An emigrant to Sweden from his native Czechoslovakia when he was but four years old, Riedel has long acquired living-legend status: he was guest of honour at the 2021 festival. Best known for his collaboration with pianist Jan Johansson on the quietly mesmeric Jazz På Svenska duo album recorded in the early-to-mid-60s, as well as his writing for the Astrid Lindgren repertoire, Riedel is a musician and composer of consummate quality and range. A recipient of, for example, The Lars Gullin Prize and appointed Master of Jazz by France’s Django d’Or Jury, he has to his credit numerous works for opera, ballet, poetry, musicals, films and choirs.

If you don’t know it, it’s well worth tracking down the electrifying music for contemporary dance that is the 1967 Riedaiglia – the title an acronym of the names of Riedel and leading African-American choreographer Alvin Bailey. The Swedish Radio Jazz Group is featured, with contributions from Arne Domnérus (as), Jan Johansson and a young Jan Garbarek among others, plus some wildly exciting writing for voices. Also exceptional is Riedel’s chamber music work of the 1980s with Jan Allan (t), Bengt Hallberg (p) and the sextet that is the Uppsala Chamber Soloists, documented on the Trio Con Tromba four-CD boxed-set retrospective released by VAX Records in 2012.

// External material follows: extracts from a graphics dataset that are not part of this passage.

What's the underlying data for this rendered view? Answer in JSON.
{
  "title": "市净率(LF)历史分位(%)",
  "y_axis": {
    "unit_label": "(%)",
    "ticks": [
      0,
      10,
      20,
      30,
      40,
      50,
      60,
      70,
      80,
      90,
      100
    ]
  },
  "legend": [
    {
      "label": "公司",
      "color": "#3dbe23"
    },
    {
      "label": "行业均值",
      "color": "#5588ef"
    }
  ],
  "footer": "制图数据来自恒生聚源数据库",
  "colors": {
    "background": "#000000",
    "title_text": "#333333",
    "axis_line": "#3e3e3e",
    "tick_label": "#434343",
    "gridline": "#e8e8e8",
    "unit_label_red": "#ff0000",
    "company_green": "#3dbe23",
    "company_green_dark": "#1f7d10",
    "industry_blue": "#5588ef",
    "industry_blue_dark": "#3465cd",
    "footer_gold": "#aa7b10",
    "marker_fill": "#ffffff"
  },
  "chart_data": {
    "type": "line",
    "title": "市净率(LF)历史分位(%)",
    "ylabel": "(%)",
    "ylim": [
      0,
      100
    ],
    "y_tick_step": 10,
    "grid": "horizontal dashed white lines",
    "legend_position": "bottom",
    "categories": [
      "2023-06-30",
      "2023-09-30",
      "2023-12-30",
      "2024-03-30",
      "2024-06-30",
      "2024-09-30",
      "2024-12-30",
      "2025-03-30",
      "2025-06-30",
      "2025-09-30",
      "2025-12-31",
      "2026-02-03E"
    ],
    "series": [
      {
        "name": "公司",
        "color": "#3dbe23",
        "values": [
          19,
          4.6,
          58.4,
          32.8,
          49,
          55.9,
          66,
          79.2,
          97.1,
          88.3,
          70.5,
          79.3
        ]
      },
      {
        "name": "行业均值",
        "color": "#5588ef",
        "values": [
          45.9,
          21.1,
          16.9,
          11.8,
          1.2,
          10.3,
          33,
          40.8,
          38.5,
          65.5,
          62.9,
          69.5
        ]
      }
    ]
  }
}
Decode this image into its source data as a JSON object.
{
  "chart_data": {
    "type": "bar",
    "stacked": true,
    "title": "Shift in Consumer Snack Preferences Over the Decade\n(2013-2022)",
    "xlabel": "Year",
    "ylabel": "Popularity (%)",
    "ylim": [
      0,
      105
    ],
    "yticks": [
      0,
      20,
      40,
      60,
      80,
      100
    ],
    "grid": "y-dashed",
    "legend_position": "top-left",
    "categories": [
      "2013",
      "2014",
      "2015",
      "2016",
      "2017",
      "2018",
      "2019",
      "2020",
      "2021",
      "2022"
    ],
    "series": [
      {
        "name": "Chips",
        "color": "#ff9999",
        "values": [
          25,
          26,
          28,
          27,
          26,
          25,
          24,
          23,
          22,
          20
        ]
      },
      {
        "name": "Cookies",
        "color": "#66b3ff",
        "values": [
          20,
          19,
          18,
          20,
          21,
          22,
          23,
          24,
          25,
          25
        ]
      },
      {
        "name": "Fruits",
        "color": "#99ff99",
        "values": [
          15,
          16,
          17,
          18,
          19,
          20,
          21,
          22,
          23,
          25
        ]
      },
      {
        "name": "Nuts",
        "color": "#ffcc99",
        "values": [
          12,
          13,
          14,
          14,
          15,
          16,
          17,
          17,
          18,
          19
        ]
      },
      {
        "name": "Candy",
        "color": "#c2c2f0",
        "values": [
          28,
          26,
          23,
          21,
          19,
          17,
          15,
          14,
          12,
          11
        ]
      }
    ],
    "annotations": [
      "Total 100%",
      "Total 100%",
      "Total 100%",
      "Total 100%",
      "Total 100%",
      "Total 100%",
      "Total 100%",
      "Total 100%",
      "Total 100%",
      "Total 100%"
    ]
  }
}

When Jan Lundgren released The Ystad Concert, the superb 2016 tribute to Jan Johansson which he delivered with Mattias Svensson (b) and the Bonfiglioli String Quartet, Riedel contributed a relatively short but telling sleeve note. He observed of Lundgren: “He even dares to play the same notes as Jan Johansson, and still it sounds different. You immediately know that it is Jan Lundgren and not Jan Johansson. That is how it was with Johansson as well. A few notes and you could hear who was playing.”

And so it was here. Featuring several classic pieces like Visa Från Utanmyra from the sparely cast and folk-rinsed, rhythmically and tonally intriguing Jazz På Svenska, Lundgren and Riedel also got plenty mellow, blue and funky (as did Jan Johansson in his time, in his own thoughtful and distinctive way). This was especially so in Blues For Jan Johansson and an invigorating reading of a piece by Reinhold Svensson (1920-68), for many years a regular pianist with clarinettist Putte Wickman.

Lundgren’s own, harmonically compelling Looking Back explored a much more reflective or meditative ballad ethos and there were further distinctive originals from Riedel, including the very differently pitched Night Thoughts and Arne – the latter a tribute to Riedel’s long-time collaborator and bandleader, alto saxophonist Arne Domnérus (1924-2008). Incidentally, if you are an avid fan of the work of Domnérus, it’s worth going to a lot of trouble to get Göran Wallén’s Swedish language Arne Domnérus from 2016 (contact goran.wallen@telia.com). Even if you don’t have a word of Swedish, the extraordinary richness of the research, illustrations and discography will amply repay your attention.

There are many, many things for which to be grateful to Georg Riedel. The fact that he made the commitment to respond to Lundgren’s’ invitation to participate in what turned out to be yet another magical and memorable Ystad Sweden Jazz Festival concert is but the latest evidence of a life devoted to music at the highest level. Thank you, Jan Lundgren! Thank you, Georg Riedel!